I’m working on an iterative algorithm and as there is no possibility
for global sync within a kernel i’m iterating over clEnqueueNDRangeKernel(…)
Kernel calls:
int first_input = 1;
for(x = 0; x < iterations; x++)
{
err = clEnqueueNDRangeKernel(cmd_queue, kernels[kernel_id], 2, NULL,
global_work_size, local_work_size, 0, NULL, &kernel_event);
clFinish(cmd_queue);
first_input = (first_input == 1) ? 0 : 1;
err |= clSetKernelArg(kernels[kernel_id], 7, sizeof(int), &first_input);
}
...
if(iterations%2)
err = clEnqueueReadBuffer(cmd_queue, mem1, CL_TRUE, 0, buff_size_padded, result, 0, NULL, NULL);
else
err = clEnqueueReadBuffer(cmd_queue, mem2, CL_TRUE, 0, buff_size_padded, result, 0, NULL, NULL);
...
first_input variable is used to switch matrices used in kernel
e.g.
iter 1: mat1 = input, mat2 = output
iter 2: mat1 = output, mat2 = input
iter 3: mat1 = input, mat2 = output
…
After some testing i found out when removing clFinish from code above, commands in command queue seem to
be executed when reading back data (no matter if i uses blocking read or non-blocking).
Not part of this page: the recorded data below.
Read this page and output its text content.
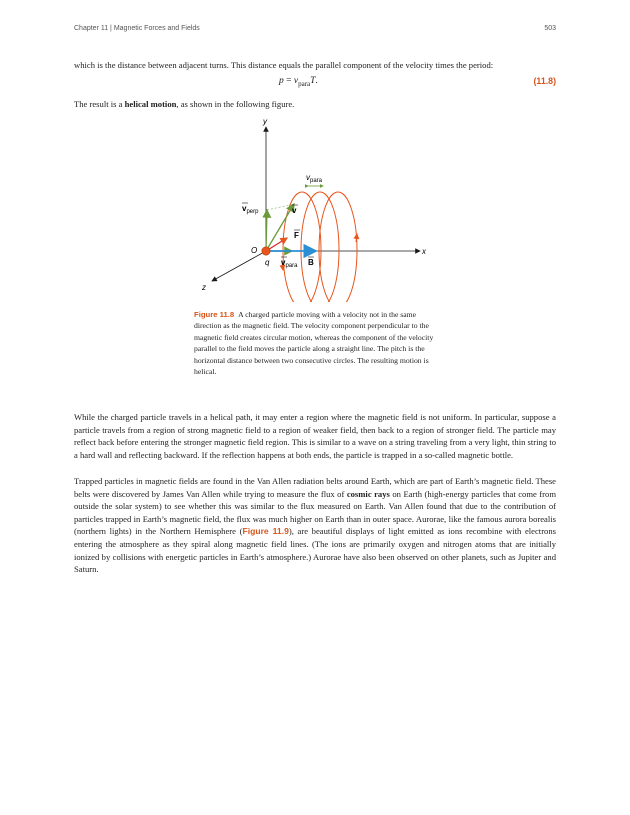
Chapter 11 | Magnetic Forces and Fields	503
which is the distance between adjacent turns. This distance equals the parallel component of the velocity times the period:
$p = v_{para}T$.	(11.8)
The result is a helical motion, as shown in the following figure.
y
x
z
O
q
$v_{perp}$	v
$v_{para}$
F
$v_{para}$ B
Figure 11.8 A charged particle moving with a velocity not in the same direction as the magnetic field. The velocity component perpendicular to the magnetic field creates circular motion, whereas the component of the velocity parallel to the field moves the particle along a straight line. The pitch is the horizontal distance between two consecutive circles. The resulting motion is helical.
While the charged particle travels in a helical path, it may enter a region where the magnetic field is not uniform. In particular, suppose a particle travels from a region of strong magnetic field to a region of weaker field, then back to a region of stronger field. The particle may reflect back before entering the stronger magnetic field region. This is similar to a wave on a string traveling from a very light, thin string to a hard wall and reflecting backward. If the reflection happens at both ends, the particle is trapped in a so-called magnetic bottle.
Trapped particles in magnetic fields are found in the Van Allen radiation belts around Earth, which are part of Earth’s magnetic field. These belts were discovered by James Van Allen while trying to measure the flux of cosmic rays on Earth (high-energy particles that come from outside the solar system) to see whether this was similar to the flux measured on Earth. Van Allen found that due to the contribution of particles trapped in Earth’s magnetic field, the flux was much higher on Earth than in outer space. Aurorae, like the famous aurora borealis (northern lights) in the Northern Hemisphere (Figure 11.9), are beautiful displays of light emitted as ions recombine with electrons entering the atmosphere as they spiral along magnetic field lines. (The ions are primarily oxygen and nitrogen atoms that are initially ionized by collisions with energetic particles in Earth’s atmosphere.) Aurorae have also been observed on other planets, such as Jupiter and Saturn.
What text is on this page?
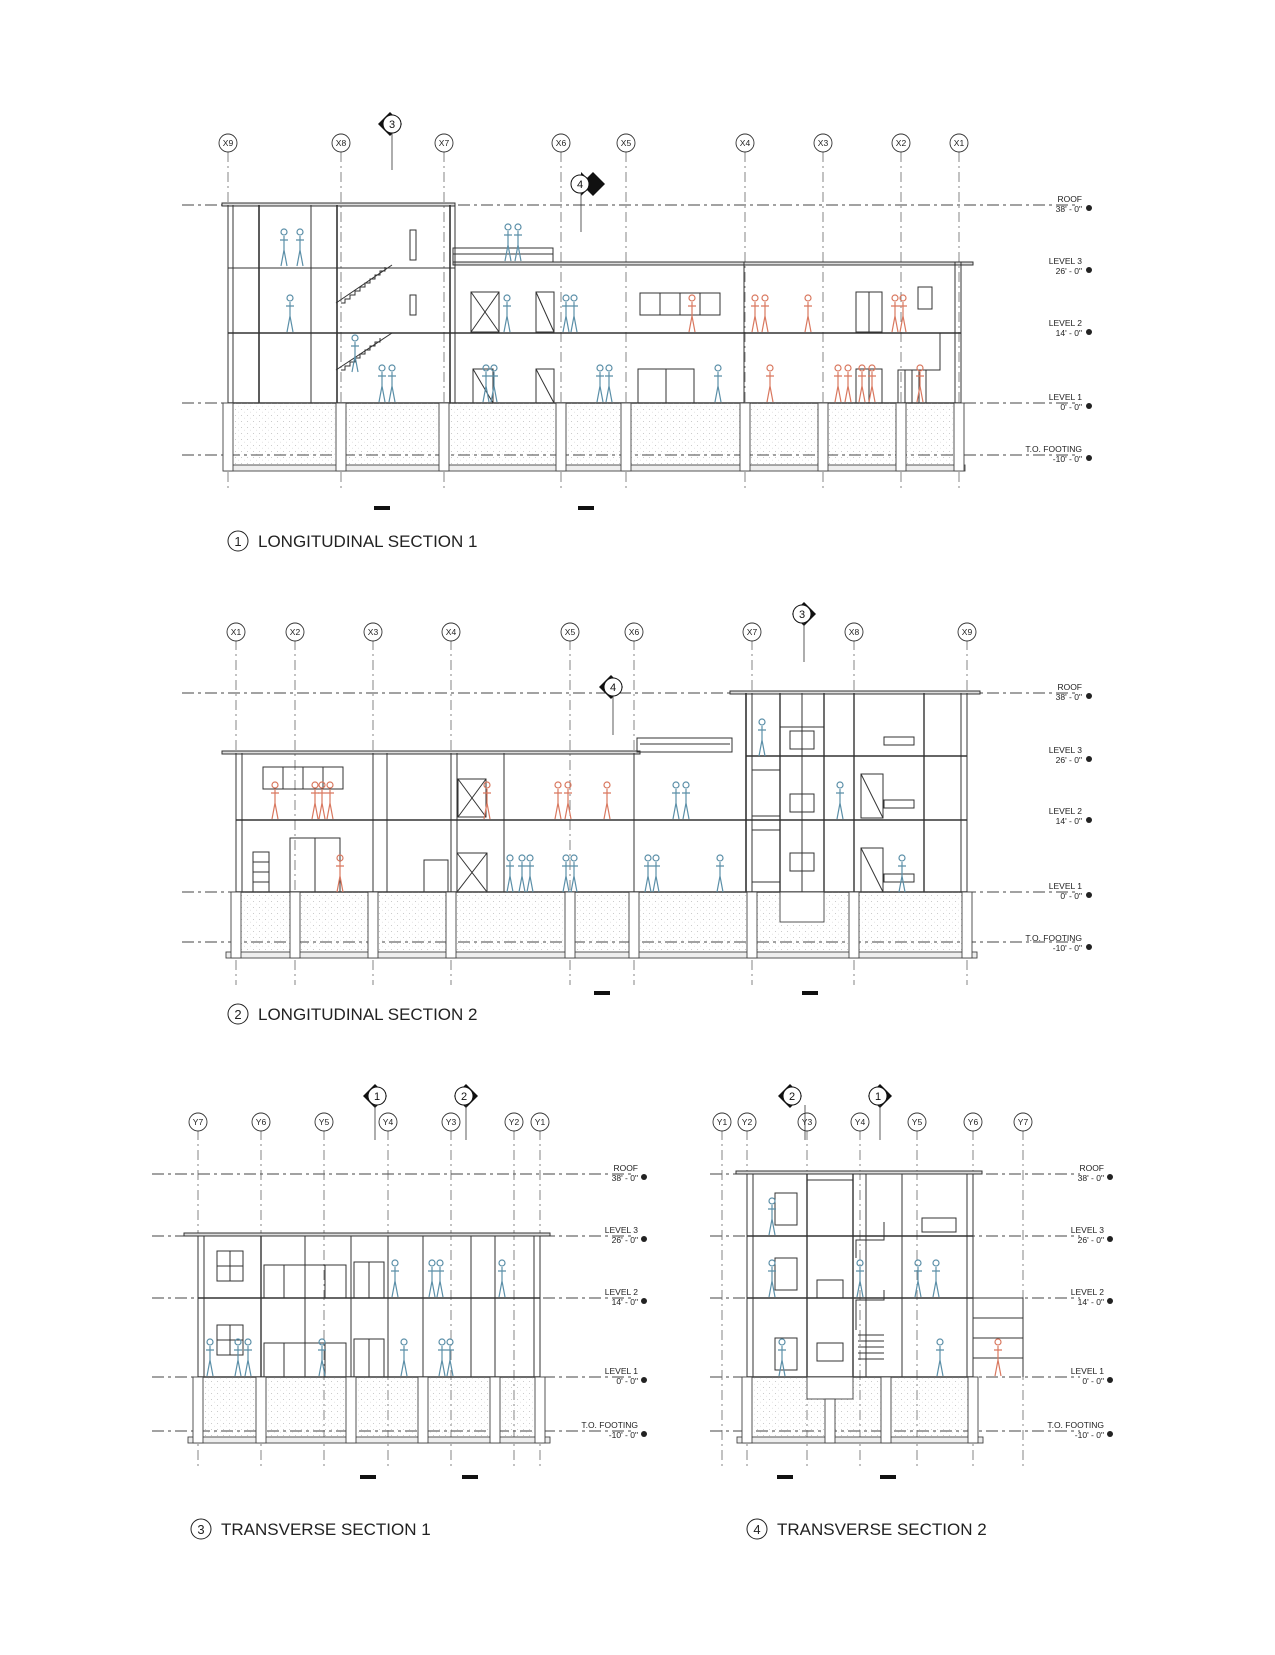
ROOF
38' - 0"
LEVEL 3
26' - 0"
LEVEL 2
14' - 0"
LEVEL 1
0' - 0"
T.O. FOOTING
-10' - 0"
X9	X8	X7	X6	X5	X4	X3	X2	X1
3
4
1 LONGITUDINAL SECTION 1
ROOF
38' - 0"
LEVEL 3
26' - 0"
LEVEL 2
14' - 0"
LEVEL 1
0' - 0"
T.O. FOOTING
-10' - 0"
X1	X2	X3	X4	X5	X6	X7	X8	X9
3
4
2 LONGITUDINAL SECTION 2
ROOF
38' - 0"
LEVEL 3
26' - 0"
LEVEL 2
14' - 0"
LEVEL 1
0' - 0"
T.O. FOOTING
-10' - 0"
Y7	Y6	Y5	Y4	Y3	Y2 Y1
1	2
3 TRANSVERSE SECTION 1
ROOF
38' - 0"
LEVEL 3
26' - 0"
LEVEL 2
14' - 0"
LEVEL 1
0' - 0"
T.O. FOOTING
-10' - 0"
Y1 Y2	Y3	Y4	Y5	Y6	Y7
2	1
4 TRANSVERSE SECTION 2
This has no significant effect to total execution time and results always the same (as far as I’ve tested).
As execution is in-order as default, I assume that calling clEnqueueReadBuffer has the same effect than clFinish (+ reading data).
But is it garanteed that kernel-executions are executed with correct kernel argument without clFinish?
e.g.
iter 1: mat1 = input, mat2 = output, first_input = 1;
iter 2: mat1 = output, mat2 = input, first_input = 0;
iter 3: mat1 = input, mat2 = output, first_input = 1;